Thursday, October 9, 2014

Measuring the "maturity" of a hydrocarbon fluid

Geochemical analysis of a gas, condensate or oil can provide a lot of useful information about its origin. In the best cases this can include the type of organic matter in the source rock, whether it is clastic or carbonate, the depositional environment (terrigenous, lacustrine, marine, evaporitic) and whether it is has been altered by secondary processes (e.g. phase separation, biodegradation). In some cases, the presence of absence of certain marker compounds (e.g. oleananes, 24-isopropyl cholestanes) places broad limits on the age of the source rock.

Many geochemical reports also speak about the "thermal maturity" of a fluid. It is not always clear what is meant by this term but generally it seems to mean the maturity of the source rock from which the fluid was expelled. There are several kinds of geochemical maturity indicators, but most are either based on systematic relationships among gas isotopes (carbon or hydrogen), on ratios formed from isomeric compound pairs having differing thermal stability (e.g. sterane or methyl phenanthrene isomers) or on the concentration of thermally resistant compounds such as the diamondoids. Fluids with more of the thermally stable species or isomers are considered to have been expelled from a source rock at a more advanced stage of kerogen conversion.

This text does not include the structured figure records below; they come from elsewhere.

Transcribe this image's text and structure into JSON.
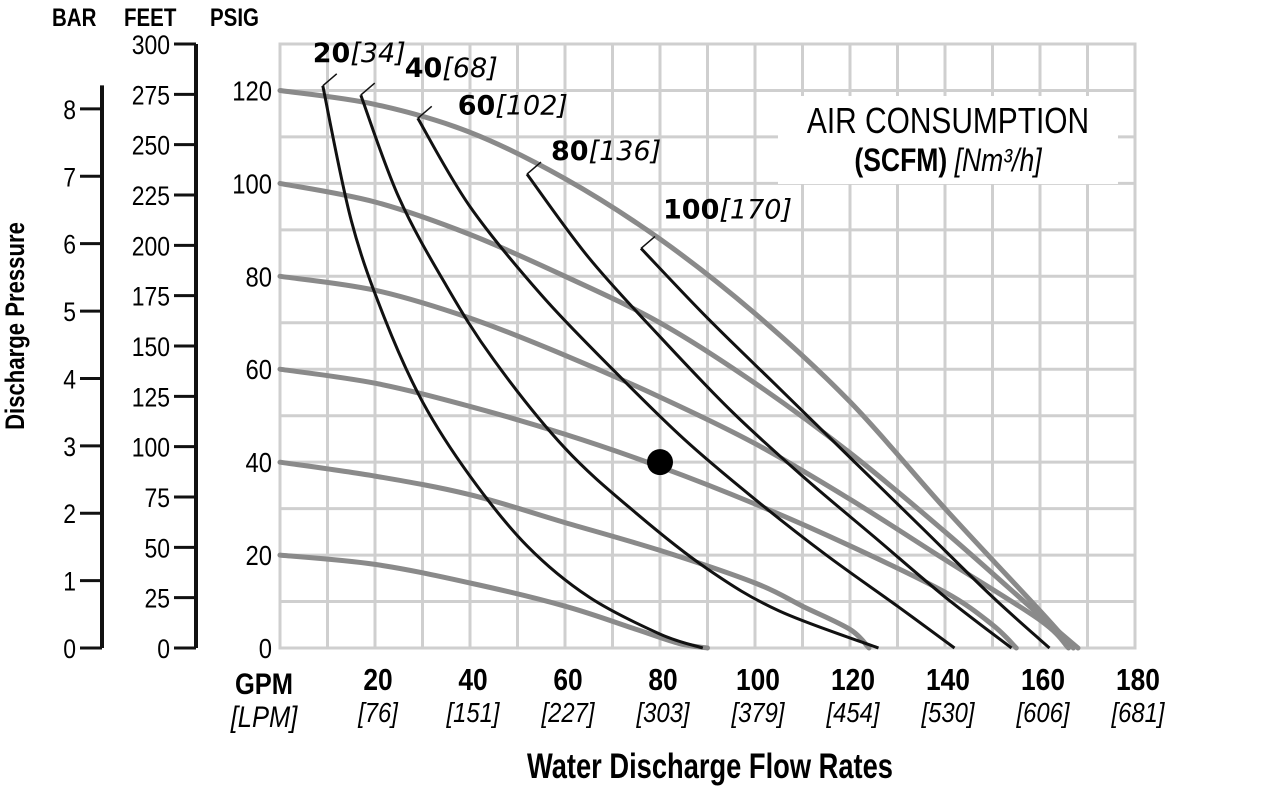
{
  "chart_data": {
    "type": "line",
    "xlabel": "Water Discharge Flow Rates",
    "ylabel": "Discharge Pressure",
    "x_unit_primary": "GPM",
    "x_unit_secondary": "[LPM]",
    "xlim": [
      0,
      180
    ],
    "x_ticks": [
      {
        "value": 20,
        "label": "20",
        "sub": "[76]"
      },
      {
        "value": 40,
        "label": "40",
        "sub": "[151]"
      },
      {
        "value": 60,
        "label": "60",
        "sub": "[227]"
      },
      {
        "value": 80,
        "label": "80",
        "sub": "[303]"
      },
      {
        "value": 100,
        "label": "100",
        "sub": "[379]"
      },
      {
        "value": 120,
        "label": "120",
        "sub": "[454]"
      },
      {
        "value": 140,
        "label": "140",
        "sub": "[530]"
      },
      {
        "value": 160,
        "label": "160",
        "sub": "[606]"
      },
      {
        "value": 180,
        "label": "180",
        "sub": "[681]"
      }
    ],
    "y_axes": [
      {
        "unit": "PSIG",
        "ticks": [
          0,
          20,
          40,
          60,
          80,
          100,
          120
        ]
      },
      {
        "unit": "FEET",
        "ticks": [
          0,
          25,
          50,
          75,
          100,
          125,
          150,
          175,
          200,
          225,
          250,
          275,
          300
        ]
      },
      {
        "unit": "BAR",
        "ticks": [
          0,
          1,
          2,
          3,
          4,
          5,
          6,
          7,
          8
        ]
      }
    ],
    "ylim_psig": [
      0,
      130
    ],
    "grid": true,
    "legend_title": "AIR CONSUMPTION",
    "legend_title_bold": "(SCFM)",
    "legend_title_italic": "[Nm³/h]",
    "legend_placement": "top-right",
    "inlet_pressure_series": [
      {
        "points": [
          [
            0,
            120
          ],
          [
            20,
            117
          ],
          [
            40,
            111
          ],
          [
            60,
            101
          ],
          [
            80,
            88
          ],
          [
            100,
            72
          ],
          [
            120,
            53
          ],
          [
            140,
            30
          ],
          [
            160,
            8
          ],
          [
            167,
            0
          ]
        ]
      },
      {
        "points": [
          [
            0,
            100
          ],
          [
            20,
            96
          ],
          [
            40,
            89
          ],
          [
            60,
            80
          ],
          [
            80,
            70
          ],
          [
            100,
            57
          ],
          [
            120,
            42
          ],
          [
            140,
            25
          ],
          [
            160,
            7
          ],
          [
            168,
            0
          ]
        ]
      },
      {
        "points": [
          [
            0,
            80
          ],
          [
            20,
            77
          ],
          [
            40,
            71
          ],
          [
            60,
            63
          ],
          [
            80,
            54
          ],
          [
            100,
            44
          ],
          [
            120,
            32
          ],
          [
            140,
            19
          ],
          [
            160,
            6
          ],
          [
            166,
            0
          ]
        ]
      },
      {
        "points": [
          [
            0,
            60
          ],
          [
            20,
            57
          ],
          [
            40,
            52
          ],
          [
            60,
            46
          ],
          [
            80,
            39
          ],
          [
            100,
            31
          ],
          [
            120,
            22
          ],
          [
            140,
            12
          ],
          [
            150,
            5
          ],
          [
            155,
            0
          ]
        ]
      },
      {
        "points": [
          [
            0,
            40
          ],
          [
            20,
            37
          ],
          [
            40,
            33
          ],
          [
            60,
            27
          ],
          [
            80,
            21
          ],
          [
            100,
            14
          ],
          [
            110,
            9
          ],
          [
            120,
            4
          ],
          [
            124,
            0
          ]
        ]
      },
      {
        "points": [
          [
            0,
            20
          ],
          [
            20,
            18
          ],
          [
            40,
            14
          ],
          [
            60,
            9
          ],
          [
            75,
            4
          ],
          [
            84,
            1
          ],
          [
            90,
            0
          ]
        ]
      }
    ],
    "air_consumption_series": [
      {
        "label": "20",
        "label_sub": "[34]",
        "points": [
          [
            9,
            121
          ],
          [
            15,
            92
          ],
          [
            22,
            71
          ],
          [
            30,
            53
          ],
          [
            40,
            37
          ],
          [
            52,
            22
          ],
          [
            65,
            11
          ],
          [
            80,
            3
          ],
          [
            89,
            0
          ]
        ]
      },
      {
        "label": "40",
        "label_sub": "[68]",
        "points": [
          [
            17,
            119
          ],
          [
            25,
            97
          ],
          [
            35,
            78
          ],
          [
            45,
            62
          ],
          [
            60,
            43
          ],
          [
            75,
            29
          ],
          [
            90,
            17
          ],
          [
            105,
            8
          ],
          [
            126,
            0
          ]
        ]
      },
      {
        "label": "60",
        "label_sub": "[102]",
        "points": [
          [
            29,
            114
          ],
          [
            40,
            95
          ],
          [
            55,
            76
          ],
          [
            70,
            60
          ],
          [
            85,
            45
          ],
          [
            100,
            32
          ],
          [
            115,
            20
          ],
          [
            130,
            9
          ],
          [
            142,
            0
          ]
        ]
      },
      {
        "label": "80",
        "label_sub": "[136]",
        "points": [
          [
            52,
            102
          ],
          [
            65,
            84
          ],
          [
            80,
            67
          ],
          [
            95,
            51
          ],
          [
            110,
            37
          ],
          [
            125,
            24
          ],
          [
            140,
            11
          ],
          [
            154,
            0
          ]
        ]
      },
      {
        "label": "100",
        "label_sub": "[170]",
        "points": [
          [
            76,
            86
          ],
          [
            90,
            71
          ],
          [
            105,
            56
          ],
          [
            120,
            41
          ],
          [
            135,
            26
          ],
          [
            150,
            11
          ],
          [
            162,
            0
          ]
        ]
      }
    ],
    "operating_point": {
      "x": 80,
      "y": 40
    }
  }
}
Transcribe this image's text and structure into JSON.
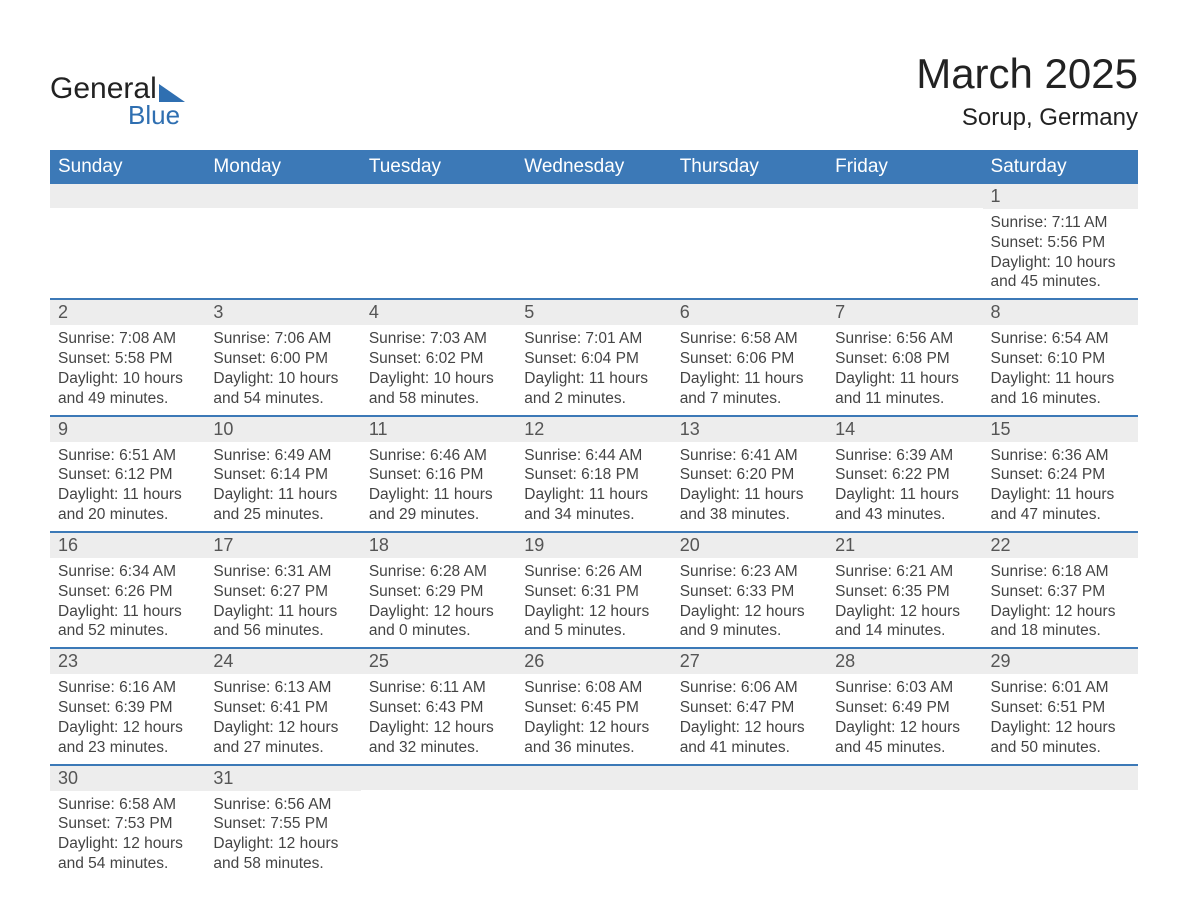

There are several fundamental problems with the concept as described above - but that is a topic for another day. For now, I would like to describe just one method of saying something about the "maturity" of a fluid sample. This is a method based on the relative abundance of two tetramethyl benzenes and two tetramethyl naphthalenes. These are mono- and fused diaromatic compounds containing 10 and 14 carbon atoms respectively. These compounds have boiling ranges straddling the range where we most commonly see a change from a gas-condensate fluid to a volatile oil. For convenience we call them the "semi-volatile aromatics" or "SVA". The method has been in use in a few companies for several years but has never been published, except in the form of a poster presented by Ben Van Aarssen at the International Meeting on Organic Geochemistry (IMOG) in 2007. A description of the method can be found in the book of abstracts for that conference. At that time, the SVA "maturity index" had not been calibrated to an equivalent vitrinite reflectance for the expelling source rock. There is also an SVA source index - derived from the same compounds and analysis - which gives an indication of degree of "algal" vs. "terrigenous" organic matter contribution to the source rock.

Some aspects of the SVA method are described below. I hope to get the time to write it up properly over the next year (in conjunction with Ben Van Aarssen). The bottom line is that it gives (we believe) a more robust indication of relative fluid maturity than most other methods. This arises from (a) a clear separation of the source and maturity effects (b) a basis in compounds which are present in reasonably high concentration in both gas condensates and oils and (c) a response range that extends from the earliest onset of fluid expulsion to well beyond the point at which gas becomes the dominant product. Calibration to absolute source rock maturity is more problematic - and may not even have a simple physical meaning,  as described in the last few few figures. This is an issue of particular relevance to shale oil/gas plays where - as per the previous blog entry - we often want to know how much of the fluid we produce was generated locally as opposed to being migrated in from more mature section elsewhere.